For the last eight years, Nishan Shepard, the owner of Rockbridge Kids, has set his own standard when it comes to selling car and booster seats. Although until this season California law required parents to keep their children in car or booster seats until they reach the age of six or weigh 60 pounds, Shepard encourages parents to stick it out even longer— to avoid for as long as possible letting their children rely solely on seat belts.
“I made my daughter ride in a car seat, way back in the caveman days, until she was eight years old,” he said. “These kids need for as long as possible to have car seats surrounding them to protect their delicate, still-developing bodies.”
When parents come into the store shopping for a new car or booster seat, the first thing they ask Shepard is about the requirements of the law. “And we answer, very quickly: ’Let’s talk about what’s right, not how old or how big your child needs to be to stop using a booster seat,’” he said.
The state of California has just gone one step farther in agreeing with Shepard. Last month, Governor Jerry Brown signed a bill designed to give kids more time in the extra protection of booster seats. State Senate Bill 929, which will go into effect January 1, 2012, makes booster seats mandatory for kids up to eight years old, or 4 feet 9 inches tall. The new law, written by Senator Noreen Evans, is based on recommendations from the National Highway Transportation Safety Administration (NHTSA), the American Academy of Pediatrics, the National Transpiration Safety Board, and other groups that all argue for keeping kids in booster seats until they have grown large enough to make proper use of an adult safety belt.
“Seat belts are not designed for children,” said Evans, who has three children. “They are designed for people who are five feet and taller. So seat belts, as they are designed in modern cars, simply don’t keep our children safe.”
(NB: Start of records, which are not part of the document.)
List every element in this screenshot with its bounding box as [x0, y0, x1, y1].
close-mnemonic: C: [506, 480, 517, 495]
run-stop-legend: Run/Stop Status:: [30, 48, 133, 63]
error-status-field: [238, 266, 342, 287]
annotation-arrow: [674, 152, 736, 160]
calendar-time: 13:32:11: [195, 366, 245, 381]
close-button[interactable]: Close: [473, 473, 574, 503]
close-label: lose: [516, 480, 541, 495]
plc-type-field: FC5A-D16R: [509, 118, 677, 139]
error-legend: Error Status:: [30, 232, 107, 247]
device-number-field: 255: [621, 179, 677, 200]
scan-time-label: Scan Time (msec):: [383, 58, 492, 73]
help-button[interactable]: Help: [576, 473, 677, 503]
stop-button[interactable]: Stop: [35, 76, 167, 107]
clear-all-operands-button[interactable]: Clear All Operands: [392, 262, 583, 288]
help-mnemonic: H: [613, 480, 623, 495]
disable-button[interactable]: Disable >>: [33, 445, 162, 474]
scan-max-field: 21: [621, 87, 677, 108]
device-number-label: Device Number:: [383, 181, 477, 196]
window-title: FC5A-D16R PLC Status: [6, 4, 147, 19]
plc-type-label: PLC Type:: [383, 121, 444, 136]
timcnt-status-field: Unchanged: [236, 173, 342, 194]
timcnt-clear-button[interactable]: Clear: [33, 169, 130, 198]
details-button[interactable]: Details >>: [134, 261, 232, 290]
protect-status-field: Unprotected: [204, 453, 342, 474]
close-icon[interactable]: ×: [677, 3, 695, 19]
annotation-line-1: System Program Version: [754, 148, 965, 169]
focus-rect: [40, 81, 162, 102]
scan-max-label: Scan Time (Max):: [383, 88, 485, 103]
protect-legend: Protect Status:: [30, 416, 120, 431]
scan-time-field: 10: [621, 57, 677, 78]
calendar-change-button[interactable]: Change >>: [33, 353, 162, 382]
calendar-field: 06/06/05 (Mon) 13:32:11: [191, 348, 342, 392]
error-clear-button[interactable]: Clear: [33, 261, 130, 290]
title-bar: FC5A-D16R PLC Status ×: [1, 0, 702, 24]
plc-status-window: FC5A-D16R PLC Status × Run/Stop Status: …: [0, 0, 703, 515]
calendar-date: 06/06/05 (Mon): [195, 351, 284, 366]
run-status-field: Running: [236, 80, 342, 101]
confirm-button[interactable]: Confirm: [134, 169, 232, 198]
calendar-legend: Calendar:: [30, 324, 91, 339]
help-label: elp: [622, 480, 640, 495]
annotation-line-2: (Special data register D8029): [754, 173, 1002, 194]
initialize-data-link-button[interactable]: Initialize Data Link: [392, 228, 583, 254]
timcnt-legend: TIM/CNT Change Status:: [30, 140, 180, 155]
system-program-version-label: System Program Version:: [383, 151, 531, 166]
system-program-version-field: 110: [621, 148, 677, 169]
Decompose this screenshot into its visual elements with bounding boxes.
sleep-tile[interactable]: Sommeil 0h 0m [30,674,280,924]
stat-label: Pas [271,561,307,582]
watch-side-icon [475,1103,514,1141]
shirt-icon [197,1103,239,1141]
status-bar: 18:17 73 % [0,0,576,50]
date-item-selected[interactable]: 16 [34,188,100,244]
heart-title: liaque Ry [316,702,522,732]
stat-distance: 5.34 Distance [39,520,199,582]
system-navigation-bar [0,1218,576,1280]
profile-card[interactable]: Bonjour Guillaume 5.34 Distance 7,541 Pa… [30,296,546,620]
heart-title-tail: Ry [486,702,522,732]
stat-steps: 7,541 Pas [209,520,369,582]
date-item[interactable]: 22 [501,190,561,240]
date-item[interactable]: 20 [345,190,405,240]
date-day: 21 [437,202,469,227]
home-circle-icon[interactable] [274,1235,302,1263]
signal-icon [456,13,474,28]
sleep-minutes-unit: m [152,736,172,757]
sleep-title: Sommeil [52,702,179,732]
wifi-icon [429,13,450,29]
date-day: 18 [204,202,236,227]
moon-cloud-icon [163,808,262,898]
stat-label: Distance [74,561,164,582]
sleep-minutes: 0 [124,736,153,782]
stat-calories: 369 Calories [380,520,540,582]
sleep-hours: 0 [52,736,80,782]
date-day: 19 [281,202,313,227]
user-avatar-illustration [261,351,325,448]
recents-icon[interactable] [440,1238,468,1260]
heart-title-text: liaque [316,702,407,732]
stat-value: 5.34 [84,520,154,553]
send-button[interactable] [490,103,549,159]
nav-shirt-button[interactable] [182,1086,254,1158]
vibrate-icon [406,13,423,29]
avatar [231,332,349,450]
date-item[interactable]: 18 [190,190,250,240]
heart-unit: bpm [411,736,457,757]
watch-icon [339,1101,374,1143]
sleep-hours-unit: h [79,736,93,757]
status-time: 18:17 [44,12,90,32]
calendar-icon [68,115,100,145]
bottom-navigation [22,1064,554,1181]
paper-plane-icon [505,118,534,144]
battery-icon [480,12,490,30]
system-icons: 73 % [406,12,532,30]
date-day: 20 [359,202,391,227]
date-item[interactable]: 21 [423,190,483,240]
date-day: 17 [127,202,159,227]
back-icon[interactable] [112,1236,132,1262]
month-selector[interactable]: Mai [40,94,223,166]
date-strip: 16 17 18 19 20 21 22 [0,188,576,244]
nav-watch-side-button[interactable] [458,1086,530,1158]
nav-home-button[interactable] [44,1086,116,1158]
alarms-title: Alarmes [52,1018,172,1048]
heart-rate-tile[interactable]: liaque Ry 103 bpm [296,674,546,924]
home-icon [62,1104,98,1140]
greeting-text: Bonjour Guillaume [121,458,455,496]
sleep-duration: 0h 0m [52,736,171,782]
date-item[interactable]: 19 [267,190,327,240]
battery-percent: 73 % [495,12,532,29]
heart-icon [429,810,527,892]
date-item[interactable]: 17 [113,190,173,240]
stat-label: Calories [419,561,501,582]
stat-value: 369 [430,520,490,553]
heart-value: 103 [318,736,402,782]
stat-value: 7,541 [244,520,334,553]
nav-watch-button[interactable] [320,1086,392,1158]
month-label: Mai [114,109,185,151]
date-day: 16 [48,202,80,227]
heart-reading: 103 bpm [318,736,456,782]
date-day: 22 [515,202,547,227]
The new standard changes the law in two ways: it changes the requirements for using a booster or car seat; and defines more clearly the term “properly restrained,” which is used to describe how a seat belt should fit on a child.
“Properly restrained” refers to how well a child fits in a seat using only a seat belt, something many parents do not know how to judge, said Stephanie Tombrello, executive director of Safety Belts U.S.A., a California-based child passenger safety advocacy group. The new law, she said, helps clarify: “There’s a definition that the shoulder belt needs to be on the shoulder, and the lap belt needs to be where the hips attach to the thighs.”
In order for a seat belt to fit correctly on a child, the shoulder strap should go across the child’s chest. Tombrello said—not his neck or face, or behind his back. The child’s knees should meet the end of the seat. The lower strap should rest on his thighs, not his stomach.
“The difference between children and adults is that our bones are fully formed, and we have a better chance of keeping the lap belt out of our abdomen,” she said. A child might fit an age or weight requirement to qualify for switching to safety belts, but still not be proportioned right to stay safe, she said. Parents should judge for themselves whether their children are large enough to properly fit behind a seat belt.
For the past 40 years, Tombrello has worked on improving standards for child passenger safety in California—a crusade she said was difficult because so many people did not understand its importance. “They laughed at us,” she said, referring to legislators. “It took us 20 years, and going through Congress, to just get the standard for a seat belt in the center of the back seat, even though we already knew that’s the safest location in the car.”
Many legislators thought only in terms of children’s age and weight, she said, forgetting altogether that it is their bones and level of development that also count.
Laws stipulating child car seat requirements have been particularly difficult to change in California, she said, citing two bills on this topic that were vetoed by Governor Schwarzenegger. “This is the third try,” she said. “So we were very happy that it was not vetoed this time.”
One reason for the delays in stricter car seat requirements is basic supply and demand. Today, most car seats and booster seats that fit larger kids come from Europe, Nathan Shepard said, because their child car safety requirements are stricter. But the larger size, more durable structure, and international origins of these seats also leads to a heftier price tag. Some models sell for as low as $45, but the safest models, he said, cost between $150 to $350.
As a father, he understands what a financial burden this can be, but said that there are times when a parent should go the extra mile. “I think that when your kid’s life is at stake, that’s when you don’t try to save money and stress on it,” he said.
Tombrello also recognizes the financial burden that the new law may place on some parents who will need to buy a larger car or booster seat to fit their child, but said that down the line, this one purchase might save them thousands of dollars.
“We really don’t want kids to become hurt,” she said. “Because when they get these injuries, there’s many years of medial care, education, special guidance for work, long term care and direction into adulthood to think about.”
Mimi Johnson, a Piedmont mother of two who heard about the new law from a sales clerk at Rockridge Kids when she was shopping for a third booster seat to use for her kids’ friends, said she is not upset by the new law if it better ensures the safety of her child.
“It’s a little harder, a little more cumbersome, and it can add a financial strain,” she said. “But if this the law and the best way to make sure that my kids are safe, then it is worth it.”